Watching Michael, Jonah and Lucifer fight as a unit was like watching an ethereal, fierce ballet, the most perfect inner workings of a living body. The interweaving of drops, turns, spins and twists as they struck and dove within inches of each other, one scything through an opponent as another cut off the attack of someone else, was so mesmerizing that for once David was glad he wasn't in the thick of it. Instead he was afforded the occasional awe-inspiring glimpse as he notched another flying arrow and shot a Dark One out of the sky.

Whether she'd acknowledge it or not at this point, the seawitch was too weak to participate further, not that he was so sure she would have. When Anna had died and Jonah had surged off the rock with her, she'd collapsed, her magic spent and purpose done. Even knowing she was mortally wounded, David had sent an urgent call for Raphael, though it wasn't likely the healing angel would put a Dark Spawn and the request of a junior lieutenant over other higher-ranking calls on this blood-soaked day.

Then Anna's ashes had fallen to the ledge and the seawitch had cried out in protest. He'd turned to see her trying to stave off the glittering shower that seemed to be . . . Yes, they were settling onto the cuts, healing them, sinking into her skin, limning her lips where they liquefied, forcing themselves down her throat. Mina had been caught somewhere half between

dragon and human forms, too weak to complete the change in either direction. However, now, as the last dragon vestiges disappeared, her mercreature form reappeared, the long black tentacles and harlequin-scarred body. The gold ash melted into her skin, over the scars. The ones she'd gotten from this battle disappeared while the gold remained, forming swirling patterns on older scars and in the sleek black flesh of her tentacles, imprinting itself in protection symbols.
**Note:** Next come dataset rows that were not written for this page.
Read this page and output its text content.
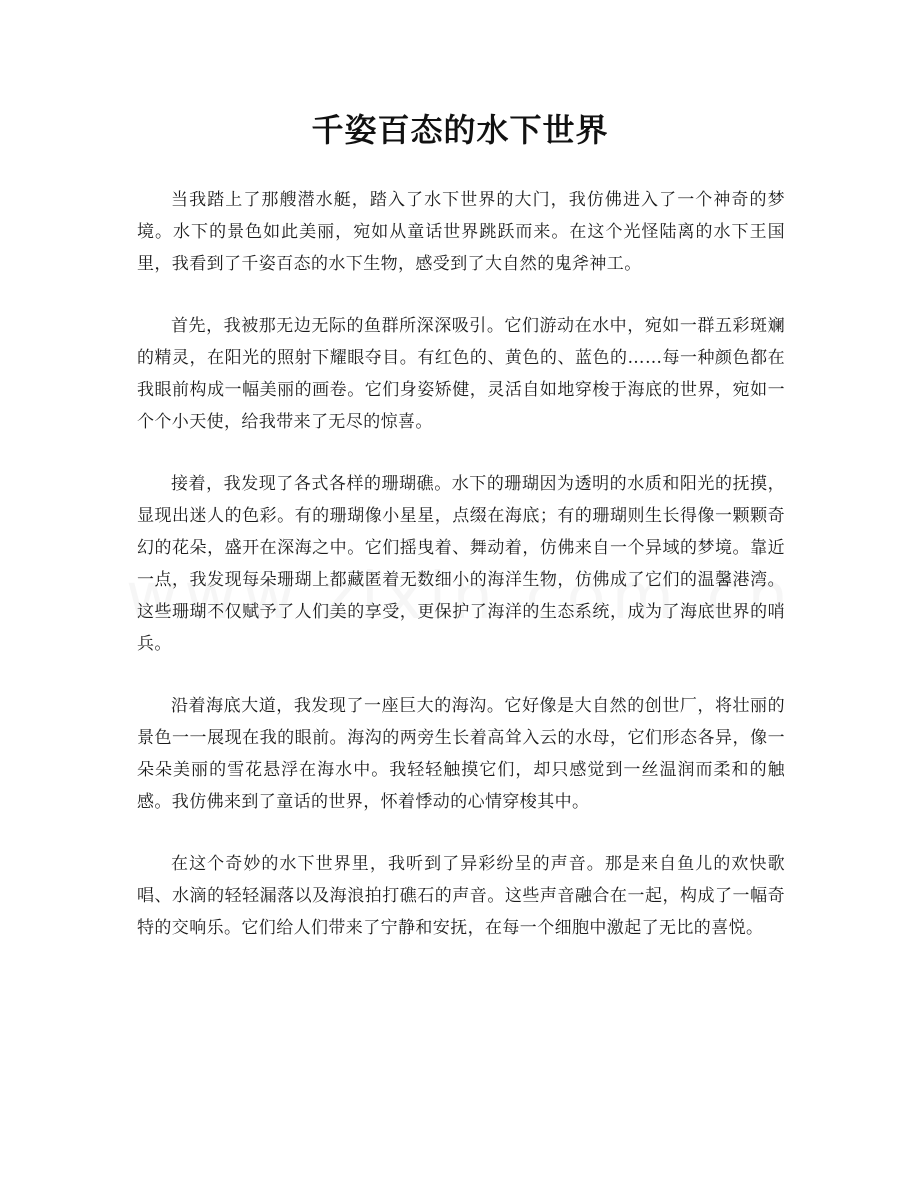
千姿百态的水下世界

当我踏上了那艘潜水艇，踏入了水下世界的大门，我仿佛进入了一个神奇的梦境。水下的景色如此美丽，宛如从童话世界跳跃而来。在这个光怪陆离的水下王国里，我看到了千姿百态的水下生物，感受到了大自然的鬼斧神工。

首先，我被那无边无际的鱼群所深深吸引。它们游动在水中，宛如一群五彩斑斓的精灵，在阳光的照射下耀眼夺目。有红色的、黄色的、蓝色的……每一种颜色都在我眼前构成一幅美丽的画卷。它们身姿矫健，灵活自如地穿梭于海底的世界，宛如一个个小天使，给我带来了无尽的惊喜。

接着，我发现了各式各样的珊瑚礁。水下的珊瑚因为透明的水质和阳光的抚摸，显现出迷人的色彩。有的珊瑚像小星星，点缀在海底；有的珊瑚则生长得像一颗颗奇幻的花朵，盛开在深海之中。它们摇曳着、舞动着，仿佛来自一个异域的梦境。靠近一点，我发现每朵珊瑚上都藏匿着无数细小的海洋生物，仿佛成了它们的温馨港湾。这些珊瑚不仅赋予了人们美的享受，更保护了海洋的生态系统，成为了海底世界的哨兵。

沿着海底大道，我发现了一座巨大的海沟。它好像是大自然的创世厂，将壮丽的景色一一展现在我的眼前。海沟的两旁生长着高耸入云的水母，它们形态各异，像一朵朵美丽的雪花悬浮在海水中。我轻轻触摸它们，却只感觉到一丝温润而柔和的触感。我仿佛来到了童话的世界，怀着悸动的心情穿梭其中。

在这个奇妙的水下世界里，我听到了异彩纷呈的声音。那是来自鱼儿的欢快歌唱、水滴的轻轻漏落以及海浪拍打礁石的声音。这些声音融合在一起，构成了一幅奇特的交响乐。它们给人们带来了宁静和安抚，在每一个细胞中激起了无比的喜悦。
Her struggles had increased.

"No, Anna . . ." Astonished, David saw tears coming out of Mina's eyes, running with the gold, giving her a macabre mask. It was oddly beautiful, like a temple goddess cast in bronze where the bronze was breaking away, showing the living woman beneath.

Following instinct, he'd dropped to one knee, caught her up to still her struggles. Of course, being Mina, her violence increased at his touch so he had to release her to calm her. He did manage to pull her inside the shelter of the shallow hollow, now that she was in a more diminutive form. While she didn't seem to be suffering from lack of water, the rain had stopped, so he put her next to the trickle of underground water, her tentacles receiving a constant flow of moisture, the only thing he could do for her.

"Liar," Mina had muttered. "She's such a liar. Never take any choices away from each other . . ."

A battle cry from above, a thunder of drums, and he'd had to shove aside his worry for her in the face of the more immediate task of protecting their ledge from attack as the battle engaged. His men had held well. Though they didn't like the duty of protecting a Dark Spawn, none shirked it, and every Dark One they smote was one less to engage their fellows above.

When next he could spare a glance back, he was somewhat relieved to see Mina had at last settled. She held two fistfuls of Anna's remains in her hands, the glitter of the gold faded so she was simply left with metallic ash that stained her hands with dust. At some point, perhaps she'd buried her face in her hands, for her face was marked with gold fingerprints.

He had the unexpected wish to offer her comfort, though he couldn't imagine what type she'd welcome.